Human Rights Accountability of the IMF and the World Bank: A Critique of Existing Mechanisms and a Theory of Horizontal Accountability
In this article, I describe the IMF and the World Bank's coercive use of the conditionality arrangement in determining the fiscal and monetary policies, and shaping the development decisions of debtor countries as constituting not an expansion but, in fact, a transfer of "public decision making" power from debtor states to these non-state actors. I argue that the exercise of such public decision making power by these institutions has a significant coercive impact on the lives of the people within developing countries. When such coercion results in severe deprivation of basic human rights, the need for accountability of such institutions to the people becomes imperative. I examine the prevalence of horizontal application of rights in liberal democratic constitutional orders and argue for its extension to the international level in order to curb the state-like power of non-state actors such as the World Bank and the IMF.
My argument involves five steps. First, I describe the evolving role of the IMF and the World Bank from institutions entrusted with the role of “monetary cooperation” and “assisting/facilitating ‘development’”, respectively, to institutions engaging substantively in the “development process” as ‘global policy makers’ for the debtor states. I argue that the changing role of these institutions and the criticisms made against them with respect to the exercise of their roles provides the basis for the demand for human rights accountability of these two institutions.
Second, I examine existing institutional accountability mechanisms for the World Bank and the IMF. I discuss both self regulatory measures and quasi independent accountability mechanisms set up by these institutions, for instance, the World Bank Inspection Panel and the IMF’s Independent Evaluation Office. I demonstrate the inadequacies of these accountability mechanisms to justify the need for non-institutional mechanisms of accountability.
Third, I examine non-institutional mechanisms of accountability at the municipal and international levels. Based on this analysis, I argue in favour of international human rights accountability of these institutions and describe the attempts that have been made so far to develop such a theory of accountability. The incompleteness of the existing theory of international accountability leads me to look to the horizontality thesis to articulate a comprehensive theory of international human rights accountability.
Fourth, I make a normative argument in favour of the application of international human rights law to non-state actors like the World Bank and the IMF based on the doctrine of horizontal application of rights in constitutional law. I justify the need for transplanting a constitutional rights doctrine of accountability to international human rights law by means of an argument about the ‘nature’ of rights as protection against power. I demonstrate the prevalence and growing popularity of the horizontality doctrine via a comparative constitutional law analysis of this doctrine in various constitutional systems, including Ireland, India, South Africa, United Kingdom, Germany and Canada, thereby concluding that horizontal application of rights is an accepted doctrine of comparative constitutional law.

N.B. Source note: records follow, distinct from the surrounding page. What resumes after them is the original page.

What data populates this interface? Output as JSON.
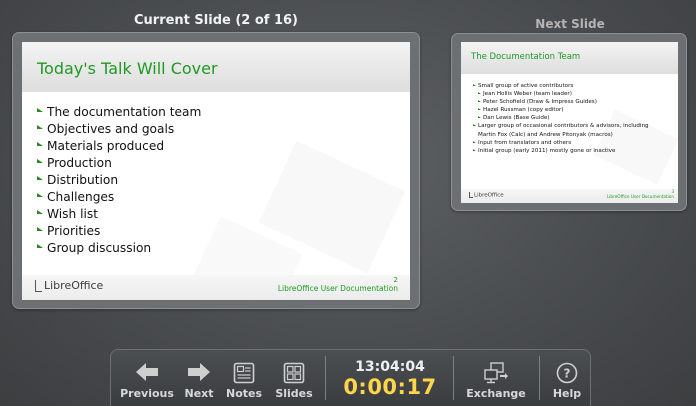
{
  "current_slide": {
    "header": "Current Slide (2 of 16)",
    "title": "Today's Talk Will Cover",
    "bullets": [
      "The documentation team",
      "Objectives and goals",
      "Materials produced",
      "Production",
      "Distribution",
      "Challenges",
      "Wish list",
      "Priorities",
      "Group discussion"
    ],
    "footer_logo": "LibreOffice",
    "footer_text": "LibreOffice User Documentation",
    "page_number": "2"
  },
  "next_slide": {
    "header": "Next Slide",
    "title": "The Documentation Team",
    "bullets": [
      {
        "text": "Small group of active contributors",
        "level": 1
      },
      {
        "text": "Jean Hollis Weber (team leader)",
        "level": 2
      },
      {
        "text": "Peter Schofield (Draw & Impress Guides)",
        "level": 2
      },
      {
        "text": "Hazel Russman (copy editor)",
        "level": 2
      },
      {
        "text": "Dan Lewis (Base Guide)",
        "level": 2
      },
      {
        "text": "Larger group of occasional contributors & advisors, including",
        "level": 1
      },
      {
        "text": "Martin Fox (Calc) and Andrew Pitonyak (macros)",
        "level": 1
      },
      {
        "text": "Input from translators and others",
        "level": 1
      },
      {
        "text": "Initial group (early 2011) mostly gone or inactive",
        "level": 1
      }
    ],
    "footer_logo": "LibreOffice",
    "footer_text": "LibreOffice User Documentation",
    "page_number": "3"
  },
  "toolbar": {
    "previous_label": "Previous",
    "next_label": "Next",
    "notes_label": "Notes",
    "slides_label": "Slides",
    "clock": "13:04:04",
    "timer": "0:00:17",
    "exchange_label": "Exchange",
    "help_label": "Help"
  },
  "colors": {
    "accent_green": "#1e9a23",
    "timer_yellow": "#ffd54a",
    "background": "#4a4d4f"
  },
  "icons": {
    "previous": "arrow-left-icon",
    "next": "arrow-right-icon",
    "notes": "notes-icon",
    "slides": "slides-grid-icon",
    "exchange": "exchange-screens-icon",
    "help": "help-question-icon"
  }
}
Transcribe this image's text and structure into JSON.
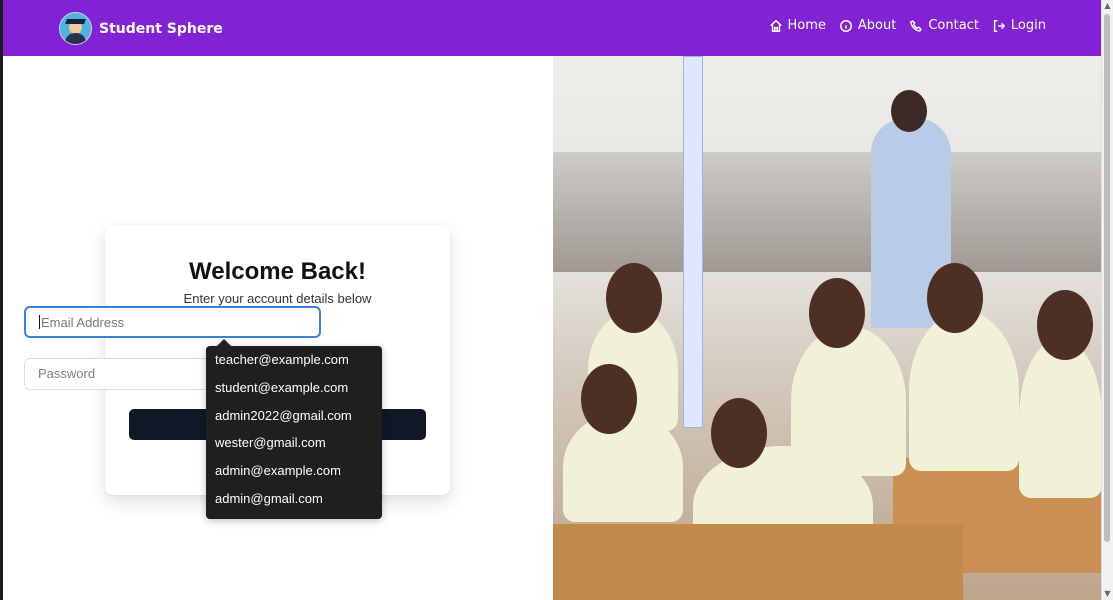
{
  "app": {
    "brand_name": "Student Sphere"
  },
  "navigation": {
    "items": [
      {
        "label": "Home",
        "icon": "home-icon"
      },
      {
        "label": "About",
        "icon": "info-icon"
      },
      {
        "label": "Contact",
        "icon": "phone-icon"
      },
      {
        "label": "Login",
        "icon": "login-icon"
      }
    ]
  },
  "login": {
    "title": "Welcome Back!",
    "subtitle": "Enter your account details below",
    "email_placeholder": "Email Address",
    "password_placeholder": "Password"
  },
  "autocomplete": {
    "suggestions": [
      "teacher@example.com",
      "student@example.com",
      "admin2022@gmail.com",
      "wester@gmail.com",
      "admin@example.com",
      "admin@gmail.com"
    ]
  },
  "colors": {
    "navbar": "#8122d4",
    "primary_button": "#101828",
    "focus_border": "#3d7fde",
    "dropdown": "#1f1f1f"
  }
}
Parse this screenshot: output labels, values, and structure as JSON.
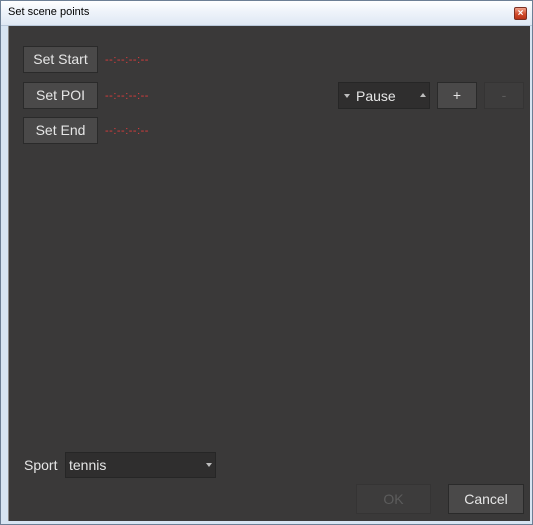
{
  "window": {
    "title": "Set scene points",
    "close_glyph": "×"
  },
  "points": [
    {
      "button_label": "Set Start",
      "time": "--:--:--:--"
    },
    {
      "button_label": "Set POI",
      "time": "--:--:--:--"
    },
    {
      "button_label": "Set End",
      "time": "--:--:--:--"
    }
  ],
  "poi_controls": {
    "mode_value": "Pause",
    "add_label": "+",
    "remove_label": "-"
  },
  "sport": {
    "label": "Sport",
    "value": "tennis"
  },
  "footer": {
    "ok_label": "OK",
    "cancel_label": "Cancel",
    "ok_enabled": false
  },
  "colors": {
    "panel_bg": "#3a3939",
    "button_bg": "#4a4949",
    "timecode": "#e03c3c",
    "text": "#e6e6e6"
  },
  "icons": {
    "close": "close-icon",
    "dropdown": "chevron-down-icon",
    "spin_up": "chevron-up-icon"
  }
}
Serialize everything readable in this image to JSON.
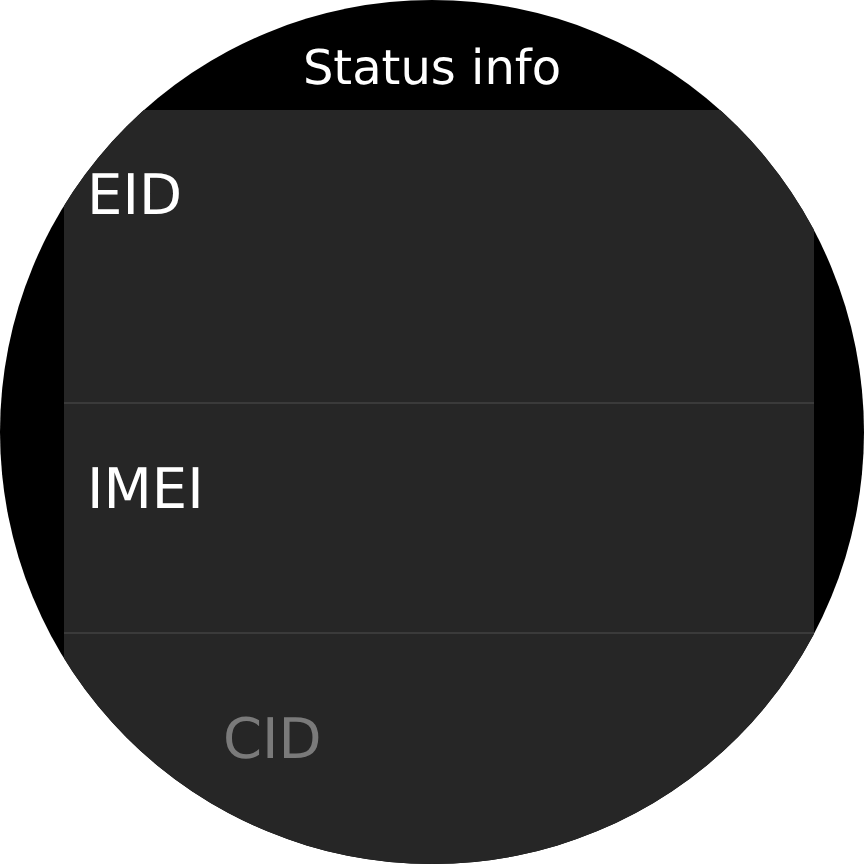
{
  "header": {
    "title": "Status info"
  },
  "items": [
    {
      "label": "EID",
      "dimmed": false
    },
    {
      "label": "IMEI",
      "dimmed": false
    },
    {
      "label": "CID",
      "dimmed": true
    }
  ]
}
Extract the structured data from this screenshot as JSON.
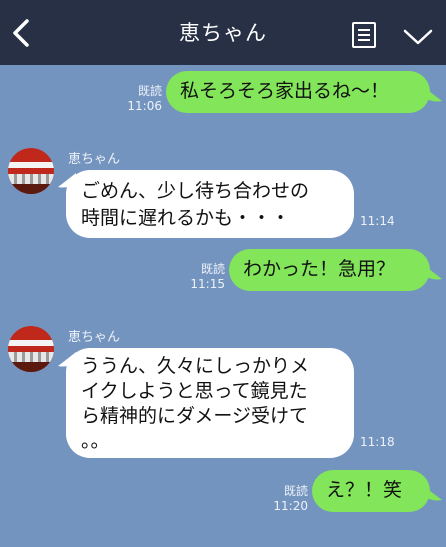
{
  "header": {
    "title": "恵ちゃん",
    "back_icon": "chevron-left-icon",
    "menu_icon": "notes-icon",
    "expand_icon": "chevron-down-icon"
  },
  "colors": {
    "header_bg": "#283046",
    "chat_bg": "#7494c0",
    "outgoing_bubble": "#82e55a",
    "incoming_bubble": "#ffffff"
  },
  "messages": [
    {
      "direction": "out",
      "read_label": "既読",
      "time": "11:06",
      "text": "私そろそろ家出るね〜！"
    },
    {
      "direction": "in",
      "sender": "恵ちゃん",
      "time": "11:14",
      "lines": [
        "ごめん、少し待ち合わせの",
        "時間に遅れるかも・・・"
      ]
    },
    {
      "direction": "out",
      "read_label": "既読",
      "time": "11:15",
      "text": "わかった！急用？"
    },
    {
      "direction": "in",
      "sender": "恵ちゃん",
      "time": "11:18",
      "lines": [
        "ううん、久々にしっかりメ",
        "イクしようと思って鏡見た",
        "ら精神的にダメージ受けて",
        "。。"
      ]
    },
    {
      "direction": "out",
      "read_label": "既読",
      "time": "11:20",
      "text": "え？！笑"
    }
  ]
}
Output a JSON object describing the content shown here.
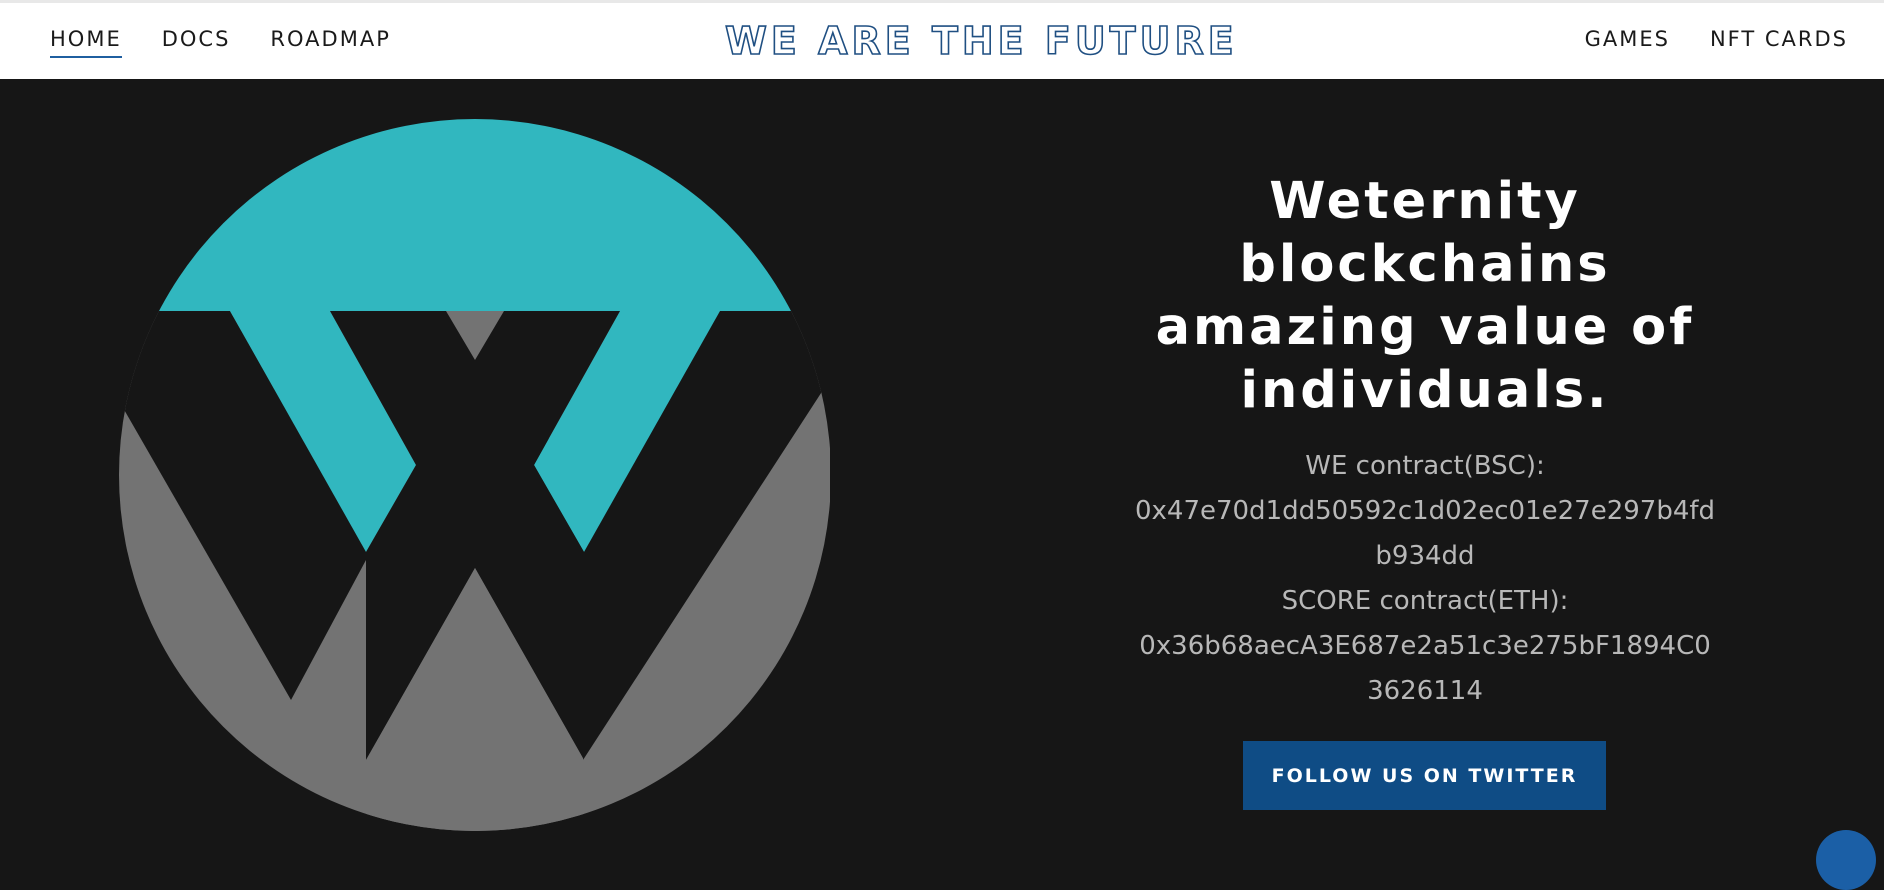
{
  "nav": {
    "left": [
      "HOME",
      "DOCS",
      "ROADMAP"
    ],
    "right": [
      "GAMES",
      "NFT CARDS"
    ],
    "active": "HOME",
    "accent_color": "#1f5fa0"
  },
  "site_title": "WE ARE THE FUTURE",
  "hero": {
    "headline_lines": [
      "Weternity",
      "blockchains",
      "amazing value of",
      "individuals."
    ],
    "we_contract_label": "WE contract(BSC):",
    "we_contract_line1": "0x47e70d1dd50592c1d02ec01e27e297b4fd",
    "we_contract_line2": "b934dd",
    "score_contract_label": "SCORE contract(ETH):",
    "score_contract_line1": "0x36b68aecA3E687e2a51c3e275bF1894C0",
    "score_contract_line2": "3626114",
    "twitter_button": "FOLLOW US ON TWITTER"
  },
  "colors": {
    "background": "#161616",
    "logo_teal": "#31b7bf",
    "logo_gray": "#737373",
    "button_blue": "#0f4c85"
  },
  "icons": {
    "logo": "weternity-w-logo-icon",
    "chat": "chat-bubble-icon"
  }
}
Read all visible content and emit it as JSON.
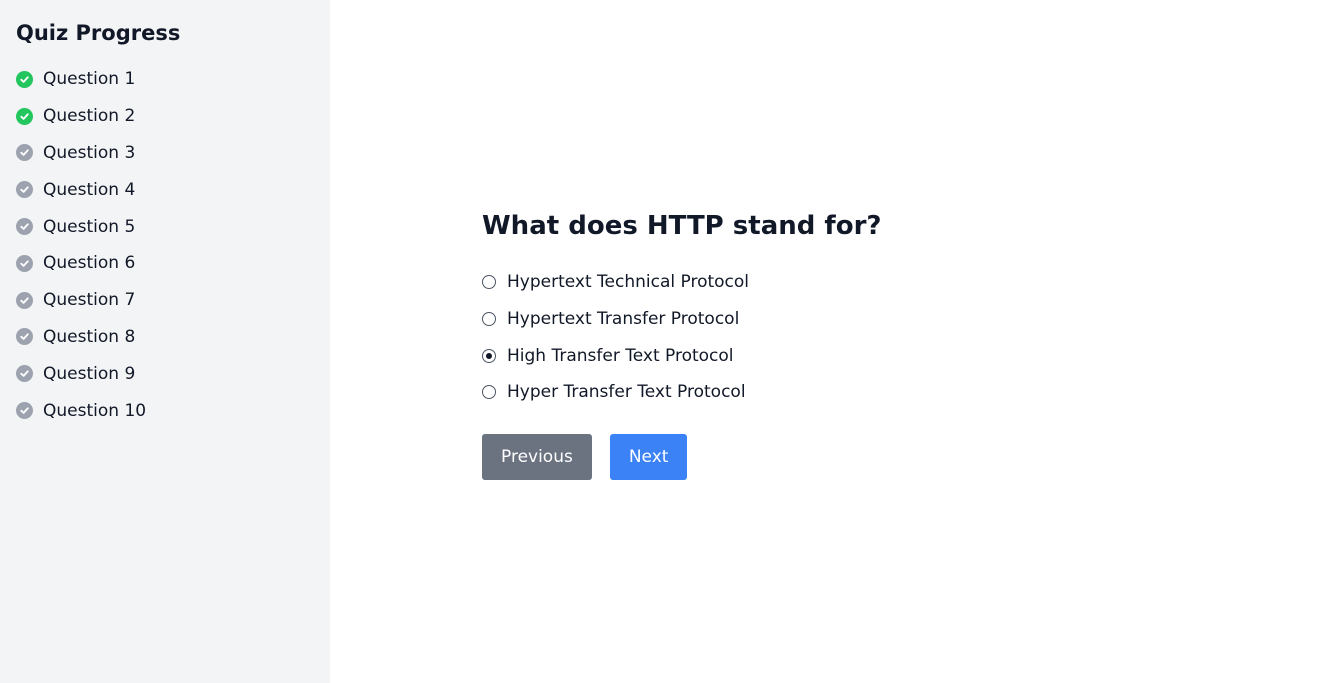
{
  "sidebar": {
    "title": "Quiz Progress",
    "items": [
      {
        "label": "Question 1",
        "status": "answered"
      },
      {
        "label": "Question 2",
        "status": "answered"
      },
      {
        "label": "Question 3",
        "status": "unanswered"
      },
      {
        "label": "Question 4",
        "status": "unanswered"
      },
      {
        "label": "Question 5",
        "status": "unanswered"
      },
      {
        "label": "Question 6",
        "status": "unanswered"
      },
      {
        "label": "Question 7",
        "status": "unanswered"
      },
      {
        "label": "Question 8",
        "status": "unanswered"
      },
      {
        "label": "Question 9",
        "status": "unanswered"
      },
      {
        "label": "Question 10",
        "status": "unanswered"
      }
    ]
  },
  "question": {
    "text": "What does HTTP stand for?",
    "options": [
      {
        "label": "Hypertext Technical Protocol",
        "selected": false
      },
      {
        "label": "Hypertext Transfer Protocol",
        "selected": false
      },
      {
        "label": "High Transfer Text Protocol",
        "selected": true
      },
      {
        "label": "Hyper Transfer Text Protocol",
        "selected": false
      }
    ]
  },
  "buttons": {
    "previous_label": "Previous",
    "next_label": "Next"
  },
  "colors": {
    "answered": "#22c55e",
    "unanswered": "#9ca3af",
    "sidebar_bg": "#f3f4f6",
    "previous_button": "#6b7280",
    "next_button": "#3b82f6"
  },
  "icons": {
    "status": "check-circle-icon"
  }
}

Finally, I argue for the normative extension of horizontal application of rights on the international plane to ensure that international human rights law binds the World Bank and the IMF in their activities and operations. I give some preliminary ideas about how rights would be horizontally applied to constrain the actions of the World Bank and the IMF. I conclude by raising certain questions that must be addressed in order to make this model of accountability more meaningful. These questions investigate the possible fora where these rights might be enforced and explore the possibility of extending this doctrine to other intergovernmental organisations and non-state actors.